Alors que le Sénat organise un vote solennel sur la Loi de programmation militaire mardi 29 mai, Floran Vadillo (Président de L’Hétairie, chercheur en science politique) revient sur les amendements relatifs au contrôle des services de renseignement votés à l’initiative de Philippe Bas, président de la Commission des Lois du Sénat.

 

Dans la présente note, l’auteur aborde d’abord la genèse de l'encadrement progressif des activités des services, de la création de la Délégation parlementaire au renseignement (DPR) en octobre 2007 jusqu’au tournant majeur opéré par la loi de programmation militaire de décembre 2013.

 

A l’aune de quatre années de fonctionnement, et même si l’exercice s’avère malaisé en raison de la nature en partie secrète de l’activité de la DPR, un premier bilan des réformes votées peut être dressé.
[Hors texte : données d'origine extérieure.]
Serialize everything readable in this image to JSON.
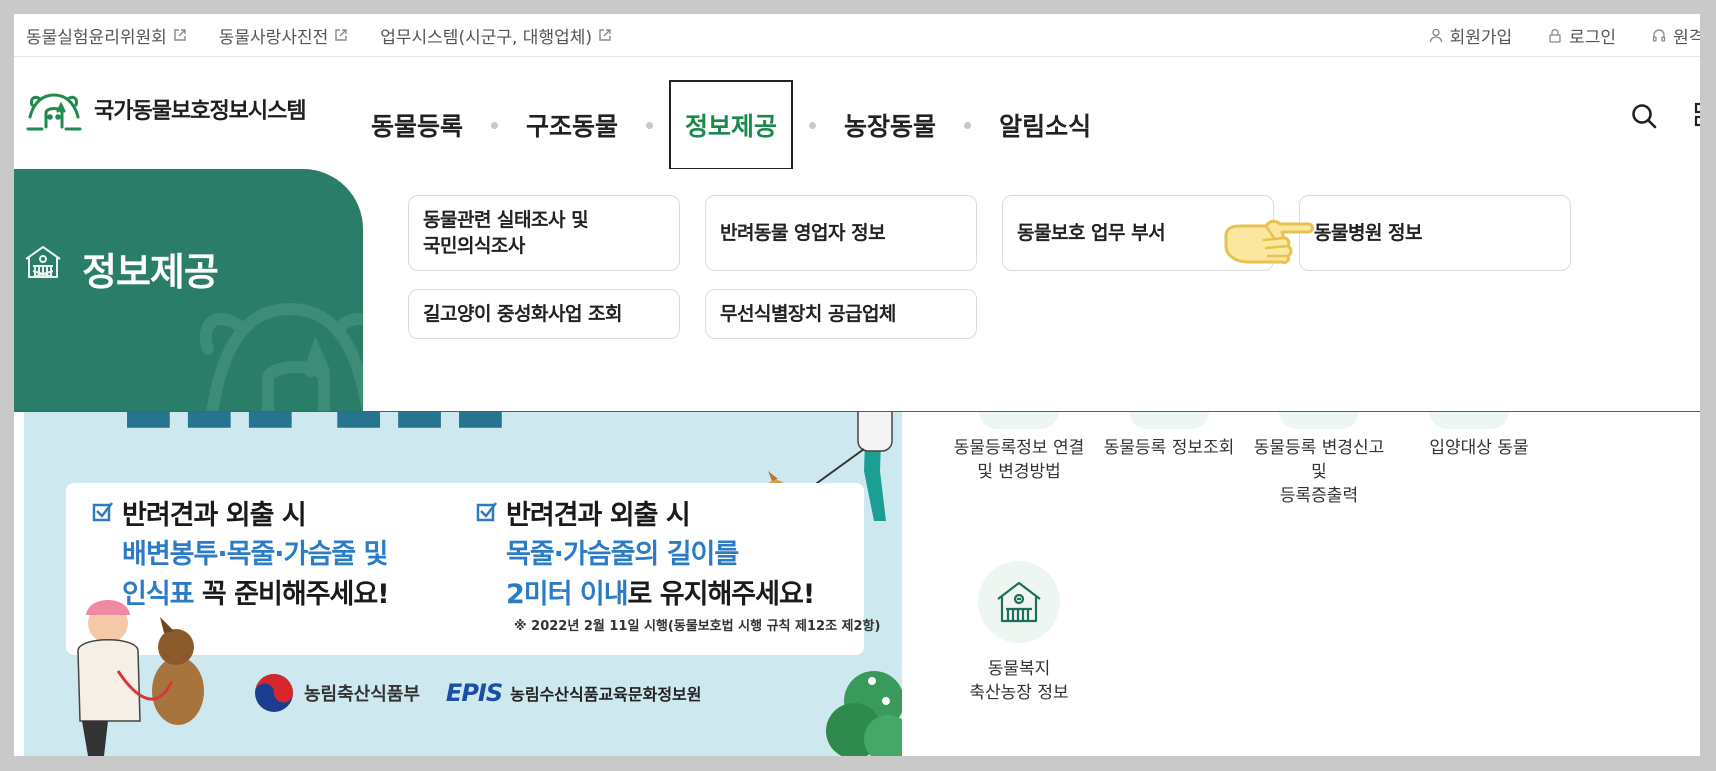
{
  "util": {
    "links": [
      "동물실험윤리위원회",
      "동물사랑사진전",
      "업무시스템(시군구, 대행업체)"
    ],
    "signup": "회원가입",
    "login": "로그인",
    "remote": "원격지"
  },
  "header": {
    "logo_text": "국가동물보호정보시스템",
    "menu": [
      "동물등록",
      "구조동물",
      "정보제공",
      "농장동물",
      "알림소식"
    ],
    "active_menu_index": 2
  },
  "mega": {
    "title": "정보제공",
    "items": [
      {
        "line1": "동물관련 실태조사 및",
        "line2": "국민의식조사"
      },
      {
        "line1": "반려동물 영업자 정보",
        "line2": ""
      },
      {
        "line1": "동물보호 업무 부서",
        "line2": ""
      },
      {
        "line1": "동물병원 정보",
        "line2": ""
      },
      {
        "line1": "길고양이 중성화사업 조회",
        "line2": ""
      },
      {
        "line1": "무선식별장치 공급업체",
        "line2": ""
      }
    ]
  },
  "banner": {
    "col1": {
      "head": "반려견과 외출 시",
      "line2": "배변봉투·목줄·가슴줄 및",
      "line3_blue": "인식표",
      "line3_dark": " 꼭 준비해주세요!"
    },
    "col2": {
      "head": "반려견과 외출 시",
      "line2": "목줄·가슴줄의 길이를",
      "line3_blue": "2미터 이내",
      "line3_dark": "로 유지해주세요!"
    },
    "note": "※ 2022년 2월 11일 시행(동물보호법 시행 규칙 제12조 제2항)",
    "org1": "농림축산식품부",
    "org2_mark": "EPIS",
    "org2": "농림수산식품교육문화정보원"
  },
  "quick": {
    "items": [
      {
        "l1": "동물등록정보 연결",
        "l2": "및 변경방법",
        "l3": ""
      },
      {
        "l1": "동물등록 정보조회",
        "l2": "",
        "l3": ""
      },
      {
        "l1": "동물등록 변경신고",
        "l2": "및",
        "l3": "등록증출력"
      },
      {
        "l1": "입양대상 동물",
        "l2": "",
        "l3": ""
      },
      {
        "l1": "동물복지",
        "l2": "축산농장 정보",
        "l3": ""
      }
    ]
  },
  "colors": {
    "brand_green": "#2a7d68",
    "active_green": "#1a8a4c",
    "banner_blue": "#2c7bc5"
  }
}
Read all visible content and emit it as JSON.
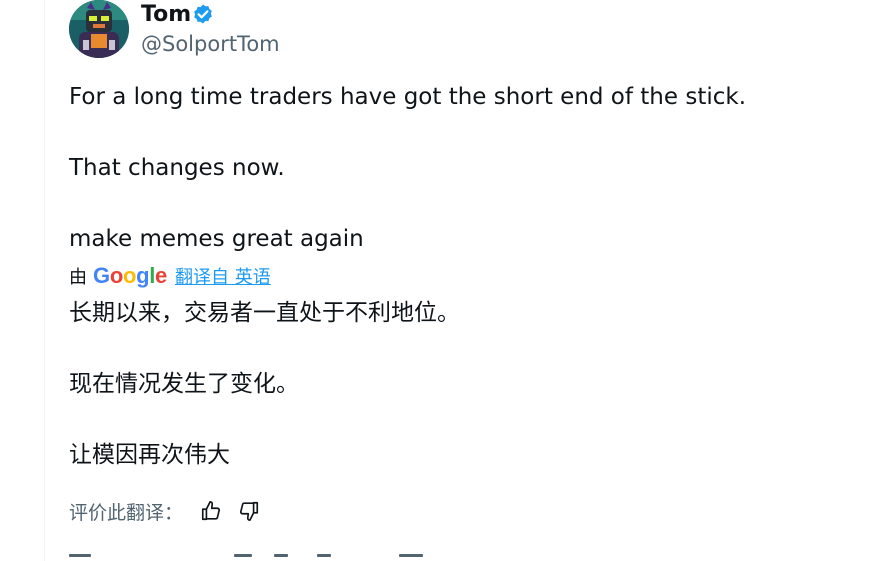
{
  "author": {
    "name": "Tom",
    "handle": "@SolportTom",
    "verified_icon": "verified-badge-icon",
    "verified_color": "#1d9bf0"
  },
  "tweet": {
    "lines": [
      "For a long time traders have got the short end of the stick.",
      "That changes now.",
      "make memes great again"
    ]
  },
  "translation": {
    "by_label": "由",
    "google_logo": "Google",
    "link_label": "翻译自 英语",
    "link_color": "#1d9bf0",
    "lines": [
      "长期以来，交易者一直处于不利地位。",
      "现在情况发生了变化。",
      "让模因再次伟大"
    ]
  },
  "rating": {
    "label": "评价此翻译：",
    "thumbs_up_icon": "thumbs-up-icon",
    "thumbs_down_icon": "thumbs-down-icon"
  },
  "colors": {
    "text_primary": "#0f1419",
    "text_secondary": "#536471",
    "google_blue": "#4285f4",
    "google_red": "#ea4335",
    "google_yellow": "#fbbc05",
    "google_green": "#34a853"
  }
}
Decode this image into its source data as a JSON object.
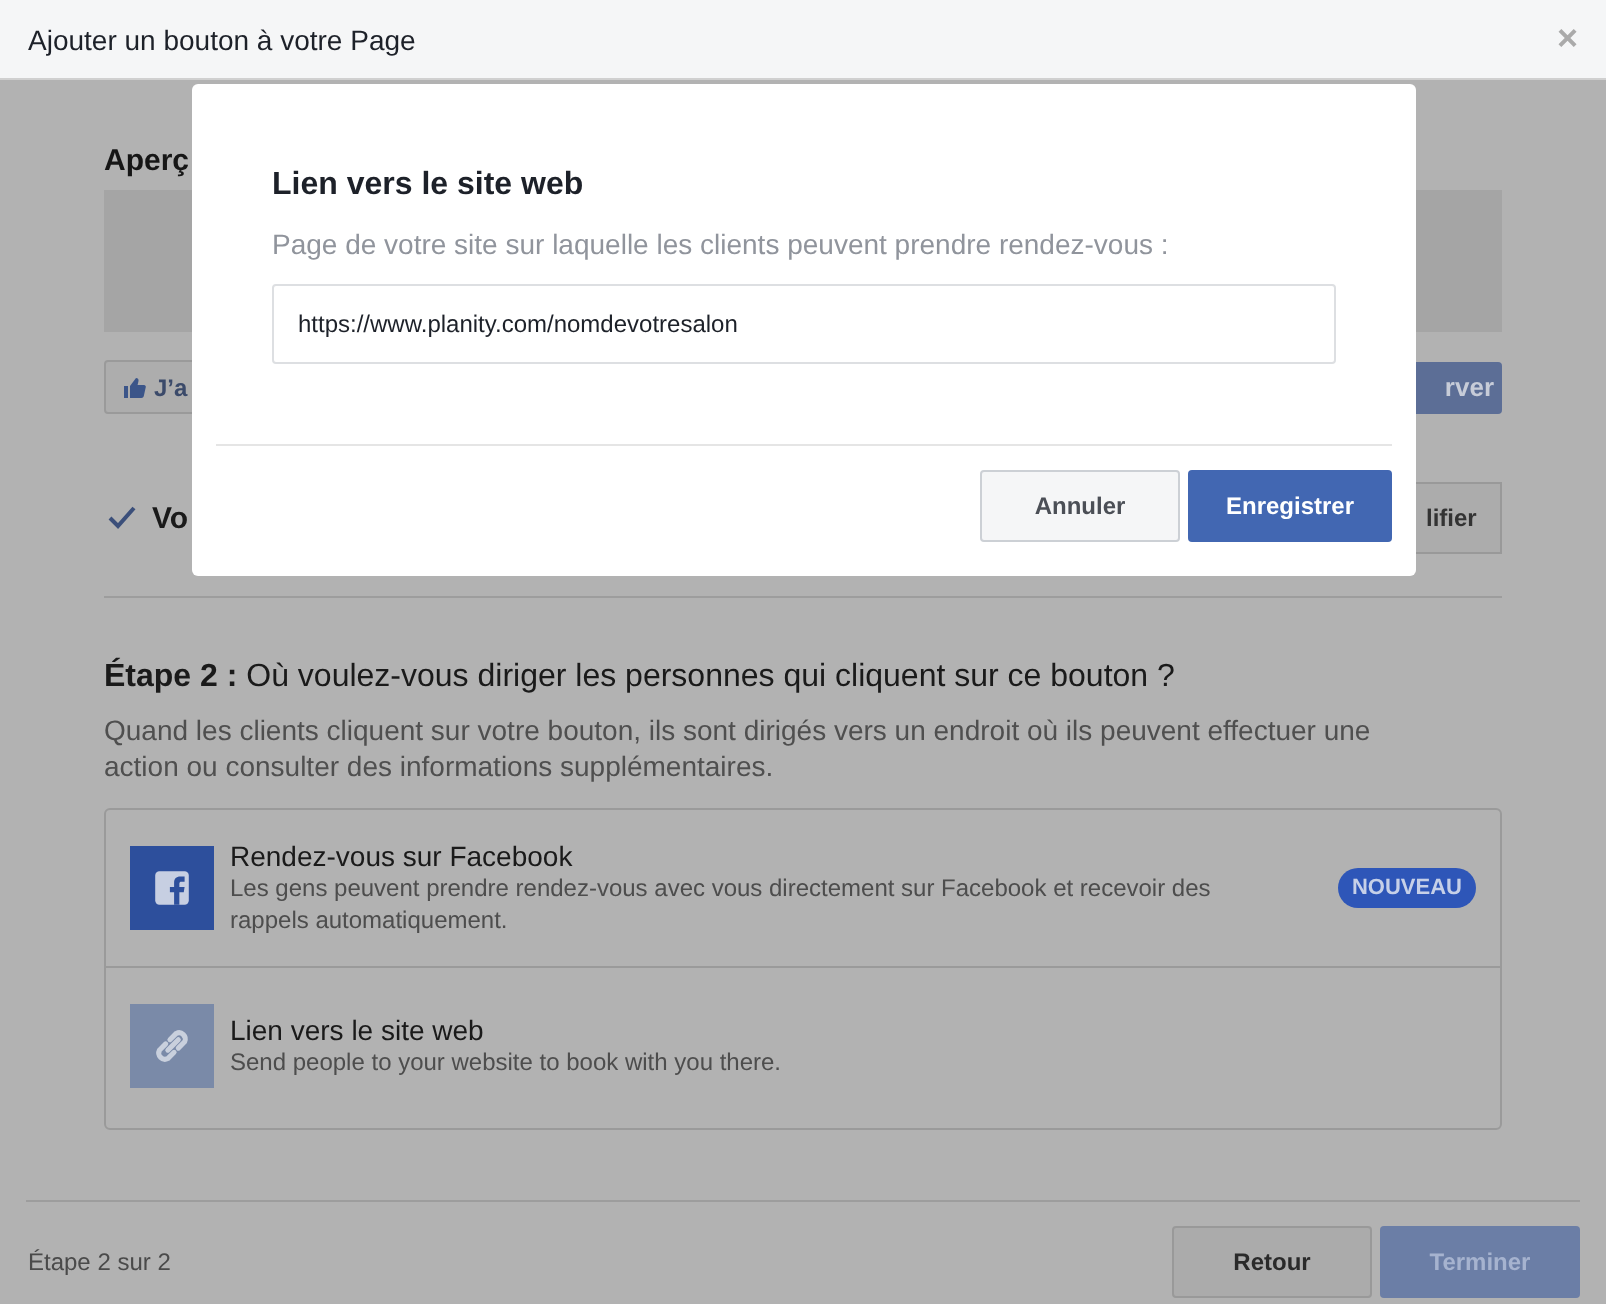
{
  "window": {
    "title": "Ajouter un bouton à votre Page",
    "close": "×"
  },
  "preview": {
    "heading": "Aperç",
    "like_button": "J’a",
    "action_button": "rver"
  },
  "step1": {
    "text": "Vo",
    "edit_button": "lifier",
    "done": true
  },
  "step2": {
    "heading": "**Étape 2 :** Où voulez-vous diriger les personnes qui cliquent sur ce bouton ?",
    "description": "Quand les clients cliquent sur votre bouton, ils sont dirigés vers un endroit où ils peuvent effectuer une action ou consulter des informations supplémentaires.",
    "options": [
      {
        "kind": "facebook",
        "title": "Rendez-vous sur Facebook",
        "subtitle": "Les gens peuvent prendre rendez-vous avec vous directement sur Facebook et recevoir des rappels automatiquement.",
        "badge": "NOUVEAU"
      },
      {
        "kind": "link",
        "title": "Lien vers le site web",
        "subtitle": "Send people to your website to book with you there."
      }
    ]
  },
  "footer": {
    "step": "Étape 2 sur 2",
    "back": "Retour",
    "finish": "Terminer"
  },
  "modal": {
    "title": "Lien vers le site web",
    "label": "Page de votre site sur laquelle les clients peuvent prendre rendez-vous :",
    "value": "https://www.planity.com/nomdevotresalon",
    "cancel": "Annuler",
    "save": "Enregistrer"
  }
}
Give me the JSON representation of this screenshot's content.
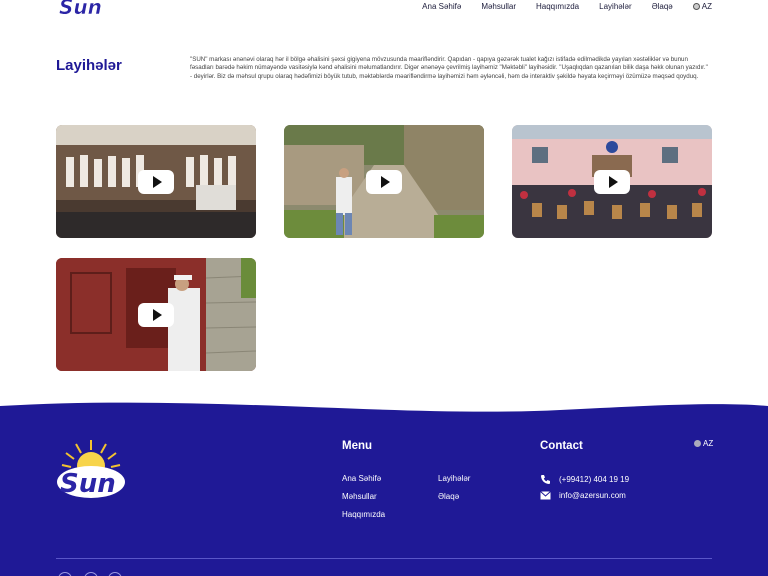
{
  "header": {
    "nav": [
      "Ana Səhifə",
      "Məhsullar",
      "Haqqımızda",
      "Layihələr",
      "Əlaqə"
    ],
    "lang": "AZ"
  },
  "main": {
    "title": "Layihələr",
    "intro": "\"SUN\" markası ənənəvi olaraq hər il bölgə əhalisini şəxsi gigiyena mövzusunda məarifləndirir. Qapıdan - qapıya gəzərək tualet kağızı istifadə edilmədikdə yayılan xəstəliklər və bunun fəsadları barədə həkim nümayəndə vasitəsiylə kənd əhalisini məlumatlandırır. Digər ənənəyə çevrilmiş layihəmiz \"Məktəbli\" layihəsidir. \"Uşaqlıqdan qazanılan bilik daşa həkk olunan yazıdır.\" - deyirlər. Biz də məhsul qrupu olaraq hədəfimizi böyük tutub, məktəblərdə məarifləndirmə layihəmizi həm əyləncəli, həm də interaktiv şəkildə həyata keçirməyi özümüzə məqsəd qoyduq."
  },
  "footer": {
    "menu_title": "Menu",
    "menu": [
      "Ana Səhifə",
      "Məhsullar",
      "Haqqımızda",
      "Layihələr",
      "Əlaqə"
    ],
    "contact_title": "Contact",
    "phone": "(+99412) 404 19 19",
    "email": "info@azersun.com",
    "lang": "AZ"
  },
  "colors": {
    "brand_blue": "#1f1996",
    "footer_bg": "#1f1996"
  },
  "icons": [
    "play-icon",
    "phone-icon",
    "mail-icon",
    "globe-icon"
  ]
}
Sur ce plan, l’auteur relève plusieurs faiblesses : déficit de ressources humaines, présence de membres de droit au sein de la DPR, restriction des pouvoirs d’information ou d’auditions, etc. Plus généralement, la DPR pourrait bénéficier des mêmes prérogatives qu’une commission d’enquête (mission exercée sur pièces et sur place, auditions…). Or, le silence du texte pose son incapacité.

 

Si des pistes de renforcement du contrôle existent, F. Vadillo estime que les propositions du Sénat peinent à convaincre de leur pertinence. Elles évitent les sujets d’intérêt pour se concentrer sur l’écume ou faire preuve d’une curiosité infondée. Ainsi, la volonté de Philippe Bas de pouvoir accéder aux « procédures et méthodes opérationnelles » laisse-t-elle perplexe : dans quelle mesure ces informations amélioreront-elles le contrôle exercé par les parlementaires ?

 

A rebours d’une volonté de pouvoir insuffisamment étayée, Floran Vadillo formule 26 amendements pour un contrôle parlementaire affermi :

 

  • Certains, rédactionnels, simplifient la lecture, réagencent le texte et optent pour des tournures plus symboliques ;

  • D’autres, réaffirment l’objet et le champ du contrôle parlementaire ;

  • Les suivants affermissent les pouvoirsde la DPR ;

  • Enfin, les derniers œuvrent à la spécialisation du contrôleopéré.

 

Le contrôle parlementaire des services de renseignement mérite d’évoluer vers plus de spécialisation dans son cœur de métier. Pareille mue implique nécessairement d’élargir les moyens et pouvoirs des parlementaires, non pour s’imposer ou en imposer aux services de renseignement, mais pour offrir un regard décentré de l’action du Gouvernement, un œil dépassionné et expert sur des sujets stratégiques qui souffrent du confinement dans lequel la protection du secret de la défense nationale les place légitimement.

 

L’ensemble des acteurs concernés y gagnera : exécutif, Parlement, services de renseignement… et les citoyens au nom desquels tous oeuvrent.